一封从状元府寄出去的书信,经手人就没几个。除非杜俊发神经,或者冬至要害死她这个主母,不然谁会知道。
“夫人放心,这点小事,我能处理的好。”冬至说着,表情依然很为难。
就是别人不知道,将来苏玄秋回来,她肯定也要汇报的。安初萦明明知道她肯定会说,但依然这么做,其用意到底在哪里?

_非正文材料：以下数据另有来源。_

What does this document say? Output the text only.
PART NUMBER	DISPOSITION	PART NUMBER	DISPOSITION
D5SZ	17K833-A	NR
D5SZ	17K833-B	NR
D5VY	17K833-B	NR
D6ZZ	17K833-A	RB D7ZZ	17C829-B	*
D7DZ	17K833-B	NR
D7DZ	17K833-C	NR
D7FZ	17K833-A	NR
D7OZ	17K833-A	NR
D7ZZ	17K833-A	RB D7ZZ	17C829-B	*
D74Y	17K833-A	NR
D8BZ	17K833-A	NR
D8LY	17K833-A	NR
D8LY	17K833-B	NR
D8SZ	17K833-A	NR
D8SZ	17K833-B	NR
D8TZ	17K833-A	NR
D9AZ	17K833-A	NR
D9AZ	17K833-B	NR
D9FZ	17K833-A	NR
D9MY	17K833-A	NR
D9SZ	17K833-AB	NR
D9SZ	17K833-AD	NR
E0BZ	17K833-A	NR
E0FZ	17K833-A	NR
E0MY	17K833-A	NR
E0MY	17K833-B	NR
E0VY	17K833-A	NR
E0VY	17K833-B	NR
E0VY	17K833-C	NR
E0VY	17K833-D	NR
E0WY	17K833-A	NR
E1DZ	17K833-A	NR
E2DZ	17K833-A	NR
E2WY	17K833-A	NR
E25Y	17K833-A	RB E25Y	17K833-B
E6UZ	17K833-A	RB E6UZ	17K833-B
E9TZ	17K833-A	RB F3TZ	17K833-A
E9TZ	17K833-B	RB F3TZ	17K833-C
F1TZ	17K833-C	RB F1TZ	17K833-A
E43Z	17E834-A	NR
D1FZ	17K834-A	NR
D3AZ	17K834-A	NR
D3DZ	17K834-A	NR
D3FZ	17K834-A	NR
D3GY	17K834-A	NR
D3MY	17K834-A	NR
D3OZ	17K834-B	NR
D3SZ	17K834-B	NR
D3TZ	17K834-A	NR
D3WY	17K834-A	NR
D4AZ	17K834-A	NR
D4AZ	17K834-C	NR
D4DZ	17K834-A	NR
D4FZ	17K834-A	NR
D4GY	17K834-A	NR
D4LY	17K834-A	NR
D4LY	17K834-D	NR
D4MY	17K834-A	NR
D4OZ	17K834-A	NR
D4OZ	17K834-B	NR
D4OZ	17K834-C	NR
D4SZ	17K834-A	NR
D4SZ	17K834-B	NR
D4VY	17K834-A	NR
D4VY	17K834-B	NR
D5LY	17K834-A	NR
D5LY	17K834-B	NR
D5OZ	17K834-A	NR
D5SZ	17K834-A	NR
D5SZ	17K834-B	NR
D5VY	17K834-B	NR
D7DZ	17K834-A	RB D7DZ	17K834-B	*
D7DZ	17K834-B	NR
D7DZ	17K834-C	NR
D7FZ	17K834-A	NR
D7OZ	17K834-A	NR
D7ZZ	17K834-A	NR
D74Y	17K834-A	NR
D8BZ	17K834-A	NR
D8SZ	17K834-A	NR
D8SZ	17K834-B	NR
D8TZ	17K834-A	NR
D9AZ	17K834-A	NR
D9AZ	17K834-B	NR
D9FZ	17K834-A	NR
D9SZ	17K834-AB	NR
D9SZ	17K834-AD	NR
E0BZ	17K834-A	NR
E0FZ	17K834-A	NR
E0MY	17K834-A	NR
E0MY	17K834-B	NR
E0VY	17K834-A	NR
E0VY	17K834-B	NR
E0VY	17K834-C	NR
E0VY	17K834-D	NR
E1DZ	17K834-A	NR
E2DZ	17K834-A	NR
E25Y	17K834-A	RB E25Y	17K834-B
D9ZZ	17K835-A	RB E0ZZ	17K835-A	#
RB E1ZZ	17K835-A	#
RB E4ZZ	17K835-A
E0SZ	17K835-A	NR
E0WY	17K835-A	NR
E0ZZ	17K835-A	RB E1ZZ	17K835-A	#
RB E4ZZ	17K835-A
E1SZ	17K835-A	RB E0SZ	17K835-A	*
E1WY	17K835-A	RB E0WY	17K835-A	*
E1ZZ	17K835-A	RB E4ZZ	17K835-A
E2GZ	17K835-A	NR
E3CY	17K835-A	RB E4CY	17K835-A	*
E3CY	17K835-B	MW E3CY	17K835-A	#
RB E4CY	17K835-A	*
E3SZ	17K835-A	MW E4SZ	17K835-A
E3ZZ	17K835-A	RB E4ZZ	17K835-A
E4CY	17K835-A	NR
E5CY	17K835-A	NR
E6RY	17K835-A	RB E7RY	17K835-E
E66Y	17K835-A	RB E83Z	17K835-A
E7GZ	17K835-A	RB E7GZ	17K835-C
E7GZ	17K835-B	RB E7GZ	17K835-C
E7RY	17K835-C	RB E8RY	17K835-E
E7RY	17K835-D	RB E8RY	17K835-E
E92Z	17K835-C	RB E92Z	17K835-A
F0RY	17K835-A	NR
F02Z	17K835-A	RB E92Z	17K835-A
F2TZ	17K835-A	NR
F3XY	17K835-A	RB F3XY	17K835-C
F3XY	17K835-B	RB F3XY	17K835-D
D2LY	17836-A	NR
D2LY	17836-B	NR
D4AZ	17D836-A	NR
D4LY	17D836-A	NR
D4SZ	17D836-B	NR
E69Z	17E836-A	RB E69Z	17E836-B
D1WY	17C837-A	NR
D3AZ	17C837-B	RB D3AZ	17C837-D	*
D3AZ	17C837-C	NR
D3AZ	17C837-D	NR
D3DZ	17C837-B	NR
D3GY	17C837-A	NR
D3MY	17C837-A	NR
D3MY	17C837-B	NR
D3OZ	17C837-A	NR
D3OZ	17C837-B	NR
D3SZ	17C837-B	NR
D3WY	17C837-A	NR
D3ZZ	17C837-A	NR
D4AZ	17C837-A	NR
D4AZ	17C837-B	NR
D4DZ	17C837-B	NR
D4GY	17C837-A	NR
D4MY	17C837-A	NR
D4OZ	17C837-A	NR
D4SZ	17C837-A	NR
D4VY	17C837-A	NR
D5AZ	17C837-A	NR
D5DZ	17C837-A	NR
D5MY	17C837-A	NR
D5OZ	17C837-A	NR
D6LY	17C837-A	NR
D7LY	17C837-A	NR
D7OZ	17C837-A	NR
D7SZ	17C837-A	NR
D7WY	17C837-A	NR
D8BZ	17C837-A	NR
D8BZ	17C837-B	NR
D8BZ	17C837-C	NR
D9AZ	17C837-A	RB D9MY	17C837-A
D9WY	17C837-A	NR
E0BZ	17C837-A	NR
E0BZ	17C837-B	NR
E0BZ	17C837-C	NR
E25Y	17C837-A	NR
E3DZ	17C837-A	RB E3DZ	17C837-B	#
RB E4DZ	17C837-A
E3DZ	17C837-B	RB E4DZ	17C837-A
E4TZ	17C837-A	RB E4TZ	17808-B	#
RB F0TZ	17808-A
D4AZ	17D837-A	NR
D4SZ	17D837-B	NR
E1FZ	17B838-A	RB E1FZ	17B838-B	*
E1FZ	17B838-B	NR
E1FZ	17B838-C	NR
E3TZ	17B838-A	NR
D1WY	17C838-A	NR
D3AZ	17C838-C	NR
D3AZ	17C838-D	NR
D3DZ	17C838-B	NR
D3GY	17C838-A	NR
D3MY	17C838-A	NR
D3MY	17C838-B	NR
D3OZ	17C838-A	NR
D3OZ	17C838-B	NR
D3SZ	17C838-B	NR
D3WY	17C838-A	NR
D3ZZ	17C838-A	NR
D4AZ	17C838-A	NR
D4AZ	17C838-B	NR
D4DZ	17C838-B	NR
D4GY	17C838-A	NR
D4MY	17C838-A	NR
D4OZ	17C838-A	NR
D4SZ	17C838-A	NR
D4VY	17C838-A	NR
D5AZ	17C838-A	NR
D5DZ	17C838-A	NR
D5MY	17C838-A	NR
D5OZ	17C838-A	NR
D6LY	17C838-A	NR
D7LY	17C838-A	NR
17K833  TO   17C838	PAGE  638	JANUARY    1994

丈夫出不门在家,妻子给别的男人写信,不管怎么解释都会有问题吧。
哪怕是写信给贺云瑞,好歹苏玄秋知道有号人,现在又捅出一个杜俊来……
安初萦依然笑着,知道冬至的为难之处,道:“该汇报的工作,一定要汇报,你不用为难。我既然敢做,就一定有理由解释。”
冬至听得不禁舒口气,安初萦如此说了,那就这么想吧。
不然夹在两位主子面前,她是真的很为难。
“现在,我们只等着看结果就好了。”安初萦笑着说。
与此同时,秦王府前院书房里
“混帐,混帐!!”贺云瑞怒声骂着,醋意滔天,恨不得把杜俊剥皮抽筋。
章家状告楚静言的事,他当然是知道的。本以为只是小事一件,直接放着不管就好,京兆尹绝对不敢进状元府拿人。